Opname: Londen, 5, 11 & 18 december 2013

 

Hoe simpeler de plot van een opera, hoe makkelijker het voor een regisseur is om met een geheel nieuwe visie te komen. Een opera seria van Handel leent zich vaak uitstekend als kapstok om een 'nieuw verhaal' aan op te hangen, terwijl een complex libretto van Scribe, Boito of Hofmannsthal veel eerder tot problemen zal leiden. Dat dit nog sterker geldt voor Parsifal, Wagner's nog altijd van mysterieën doortrokken 'Bühnenweihfestspiel', spreekt bijna vanzelf en toch tuimelen de regisseurs bijna over elkaar heen als er een kans bestaat dit werk in een compleet nieuwe benadering op het toneel te brengen.
De enscenering die Stephen Langridge vorig jaar in Covent Garden presenteerde, wekte bij voorbaat grote verwachtingen, niet alleen vanwege sommige eerdere producties van zijn hand, maar ook op basis van de door hem geventileerde gedachten over zowel het stuk als zijn benadering. Theatertechnisch maakt hij dat ook zeker waar, al moet daarbij meteen de naam worden genoemd van de ontwerpster Alison Chitty die het Londense publiek zonder meer een aantal intrigerende vondsten en effecten voorzette.

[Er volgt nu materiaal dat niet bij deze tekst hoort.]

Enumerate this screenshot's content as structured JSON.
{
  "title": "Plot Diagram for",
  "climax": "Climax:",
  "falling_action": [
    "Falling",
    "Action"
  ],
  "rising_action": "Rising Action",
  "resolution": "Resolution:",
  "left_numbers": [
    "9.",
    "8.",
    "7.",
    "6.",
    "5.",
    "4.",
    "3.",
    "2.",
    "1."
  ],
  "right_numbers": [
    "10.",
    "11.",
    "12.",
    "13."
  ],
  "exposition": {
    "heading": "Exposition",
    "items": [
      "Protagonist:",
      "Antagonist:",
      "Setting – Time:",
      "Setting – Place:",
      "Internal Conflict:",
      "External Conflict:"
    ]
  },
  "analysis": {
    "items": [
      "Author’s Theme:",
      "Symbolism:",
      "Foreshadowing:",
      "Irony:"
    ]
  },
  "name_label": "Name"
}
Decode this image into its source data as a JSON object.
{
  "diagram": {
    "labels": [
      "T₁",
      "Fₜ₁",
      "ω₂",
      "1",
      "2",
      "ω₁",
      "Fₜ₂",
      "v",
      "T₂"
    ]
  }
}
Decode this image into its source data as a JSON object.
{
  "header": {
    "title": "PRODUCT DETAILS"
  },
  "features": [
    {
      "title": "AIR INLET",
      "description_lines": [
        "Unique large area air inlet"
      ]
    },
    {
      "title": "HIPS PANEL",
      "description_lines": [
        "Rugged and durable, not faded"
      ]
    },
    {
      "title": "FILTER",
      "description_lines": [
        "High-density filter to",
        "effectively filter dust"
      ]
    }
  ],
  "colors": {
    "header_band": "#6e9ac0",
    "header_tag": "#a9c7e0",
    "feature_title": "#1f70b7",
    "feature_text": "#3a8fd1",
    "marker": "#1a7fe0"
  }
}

Bijzonder effectief in het geheel was bijvoorbeeld het visualiseren van het lijden van Amfortas door hem van meet af aan op een ziekenhuisbed midden op het toneel te plaatsten in een doorschijnende kubus, als een hermetisch afgesloten tent in een ziekenhuis. Andere elementen onderstreepten die interpretatie, maar lieten tevens zien dat Langridge hier worstelde met een idee dat hij niet consequent kon doorvoeren. Wagner's 'ridders' en 'knapen' zijn hier ziekenhuispersoneel dat alleen met beschermende mondkapjes de tent in mag, maar kennelijk is Gurnemanz immuun voor de ziekte die Amfortas getroffen heeft, want hij hoeft geen mondkapje op - of is dat omdat hij steeds moet zingen en daarbij geen mondkapje kan gebruiken?
Een daaraan gerelateerd element is de verwijzing naar 'De schreeuw' van Edvard Munch, zowel met projecties als in spel en mimiek van Kundry, die we in het eerste bedrijf zien als een kaalgeschoren patiënte en in het tweede bedrijf - in dezelfde vale nachtjapon - als roodharige verleidster. Als zij ook in het derde bedrijf die verwijzing naar 'De schreeuw' blijft herhalen, wordt een suggestieve beeldassociatie door de frequentie meer een visueel leidmotief en dan moet er dramatisch toch iets meer mee gebeuren. Het klopt bovendien niet met de verandering die Kundry tussen het tweede en derde bedrijf heeft ondergaan en die Gurnemanz opmerkt zodra hij haar ziet ('Wie anders schreitet sie als sonst!'), maar die kennelijk aan Langridge is ontgaan.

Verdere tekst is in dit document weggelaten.